Sunday, 10 December 2017

Olive Leaf Extract

The cost of buying Olive Leaf Extract products is extremely high. I make extract very cheaply.

I have my own leaves of course – almost 500 trees full of them. I also offer the leaves for sale on my website so anyone interested can make their own extract too if they do not have access to olive trees.

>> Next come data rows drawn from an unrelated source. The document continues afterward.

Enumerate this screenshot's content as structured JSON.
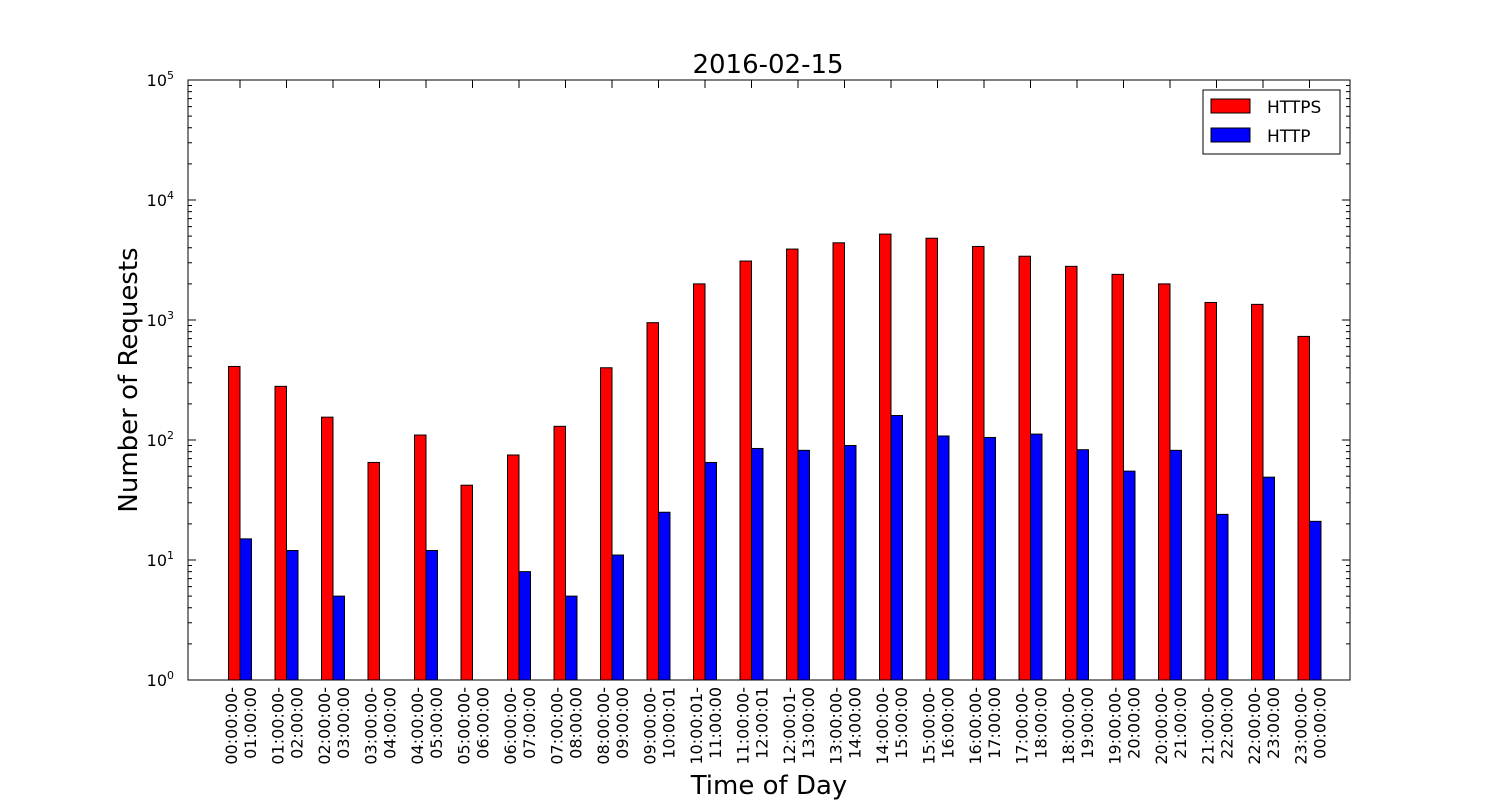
{
  "chart_data": {
    "type": "bar",
    "title": "2016-02-15",
    "xlabel": "Time of Day",
    "ylabel": "Number of Requests",
    "yscale": "log",
    "ylim": [
      1,
      100000
    ],
    "yticks": [
      {
        "value": 1,
        "base": "10",
        "exp": "0"
      },
      {
        "value": 10,
        "base": "10",
        "exp": "1"
      },
      {
        "value": 100,
        "base": "10",
        "exp": "2"
      },
      {
        "value": 1000,
        "base": "10",
        "exp": "3"
      },
      {
        "value": 10000,
        "base": "10",
        "exp": "4"
      },
      {
        "value": 100000,
        "base": "10",
        "exp": "5"
      }
    ],
    "categories": [
      "00:00:00-\n01:00:00",
      "01:00:00-\n02:00:00",
      "02:00:00-\n03:00:00",
      "03:00:00-\n04:00:00",
      "04:00:00-\n05:00:00",
      "05:00:00-\n06:00:00",
      "06:00:00-\n07:00:00",
      "07:00:00-\n08:00:00",
      "08:00:00-\n09:00:00",
      "09:00:00-\n10:00:01",
      "10:00:01-\n11:00:00",
      "11:00:00-\n12:00:01",
      "12:00:01-\n13:00:00",
      "13:00:00-\n14:00:00",
      "14:00:00-\n15:00:00",
      "15:00:00-\n16:00:00",
      "16:00:00-\n17:00:00",
      "17:00:00-\n18:00:00",
      "18:00:00-\n19:00:00",
      "19:00:00-\n20:00:00",
      "20:00:00-\n21:00:00",
      "21:00:00-\n22:00:00",
      "22:00:00-\n23:00:00",
      "23:00:00-\n00:00:00"
    ],
    "series": [
      {
        "name": "HTTPS",
        "color": "#ff0000",
        "values": [
          410,
          280,
          155,
          65,
          110,
          42,
          75,
          130,
          400,
          950,
          2000,
          3100,
          3900,
          4400,
          5200,
          4800,
          4100,
          3400,
          2800,
          2400,
          2000,
          1400,
          1350,
          730
        ]
      },
      {
        "name": "HTTP",
        "color": "#0000ff",
        "values": [
          15,
          12,
          5,
          null,
          12,
          null,
          8,
          5,
          11,
          25,
          65,
          85,
          82,
          90,
          160,
          108,
          105,
          112,
          83,
          55,
          82,
          24,
          49,
          21
        ]
      }
    ],
    "legend": {
      "position": "top-right"
    },
    "grid": false
  }
}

The method is simple – 20g of dried leaves, or 40g of fresh ones if you have them, are whizzed in a kitchen blender with one quarter bottle (strictly 187.5 ml, but near enough is good enough) of 40% vodka. Other spirits could be used but they will give their own flavour to the tincture produced. Put the mixture into a sealable container such as a jam jar. Glass jars with screw on lids are ideal for the purpose. Keep it somewhere handy, and preferably in the dark – definitely out of direct sunlight. Give it a good shake or stir (007 notwithstanding) once a day for two weeks. It is now ready to use.
I do not do it, but the leaves can be strained off the liquid if preferred, remembering to squeeze as much as possible out of the leaves. I simply take out a spoonful of liquid as required until there is none left. I also like to keep enough jars going that the leaves are immersed in the vodka for longer than the minimum two weeks which are required for the alcohol to extract the “goodies” from the leaves.

How much you take is entirely up to you. I have a dessertspoonful once a day part way through breakfast. It is not a good idea to drink even a tiny amount of spirits on an empty stomach. A dessertspoonful is more than many other people take, with some suggestions of only a half a teaspoonful.  Others suggest even less and taken at more frequent intervals. You decide.

There have been many studies on the beneficial effects of olive leaf extract. I make no claims about whether or not it does you any good, although I tend to think it helps my aged joints. It certainly does not appear to be doing me any harm. Coming up to 74 I still farm full-time, with a lot of manual work, particularly involving my olives, 800 almonds and smaller numbers of other fruit trees.

Thursday, 26 January 2017

2016 - not the warmest year on record

It was not far off though. A mean of 16.33ºC for the year was marginally lower than 2015's 16.67.

A cool spring and occasional summer rain kept the maximum temperatures below those we have experience in recent years. Overall our mean of over 16º for the last three years, and close to it from 2010 to 2013 shows a definite warming trend. Ten to 12 years ago our mean was closer to 14º. Now I do not want to be alarmist and claim this is an indication of global warming, it is the result for one spot on the whole planet, although I accept that global temperatures appear to be gradually creeping up too.

The higher mean for recent years have come from higher minimums rather than higher maximums, and this has made life much more pleasant - not too hot in the summers and not too cold in the winters. We went from 9th February 2015 to 31st December 2016 between recording a minimum below zero. It has been very rare to record over 35º in the summer for the last few years, whereas the first few years after we arrived in 2003 gave us minimums of minus 6 on a few occasions each winter, and a maximum of 39º on a couple of occasions in the summer.

The olive harvest in 2016 was slightly lower than the previous year despite the trees still being young and continuing to grow. The exceptionally dry 2015 when I spent several months doing nothing but hand watering our 500 trees (losing two from dehydration) meant there was very little growth that year to produce the 2016 harvest. Nevertheless the big old tree in a very favourable spot next to the house had been given extra water through 2015 when it cropped exactly 59kgs, and with more favourable natural conditions in 2016, plus irrigation, managed to just top 60kgs. I have given it a fairly severe pruning because it was becoming too tall and very difficult to harvest the higher branches, so 2017 will not be a bumper year for it.

The annual pruning of the trees is behind schedule, because instead of beginning pruning immediately after harvest, I spent that time planting 814 almond trees. They are the self-fertile cultivar Soleta and I imported them from Spain. It was one of the cultivars bred by Sr Rafael Socias Company at CITA, Aragon and he was kind enough to have an email discussion with me regarding a choice of cultivar to plant. I had set myself a target of Christmas to complete the planting, and it was looking doubtful a week before that due to weather disruptions, but a few long days meant I planted the 814th about 20 mins before dark on Christmas Eve.

I then started on the olive pruning, but again, weather has delayed that (more rain today and much more forecast for the next two weeks) so I am hoping for a good spell of dry weather as the days lengthen over the next few weeks. Differentiation between flower and floral buds on the olives is about mid February and I like to be finished pruning before then. If I go on later I always feel as if I am cutting off fruit. I suppose we farmers are never satisfied with the weather. We need the rain, and we need the sunshine. We want both when it suits us and not at other times.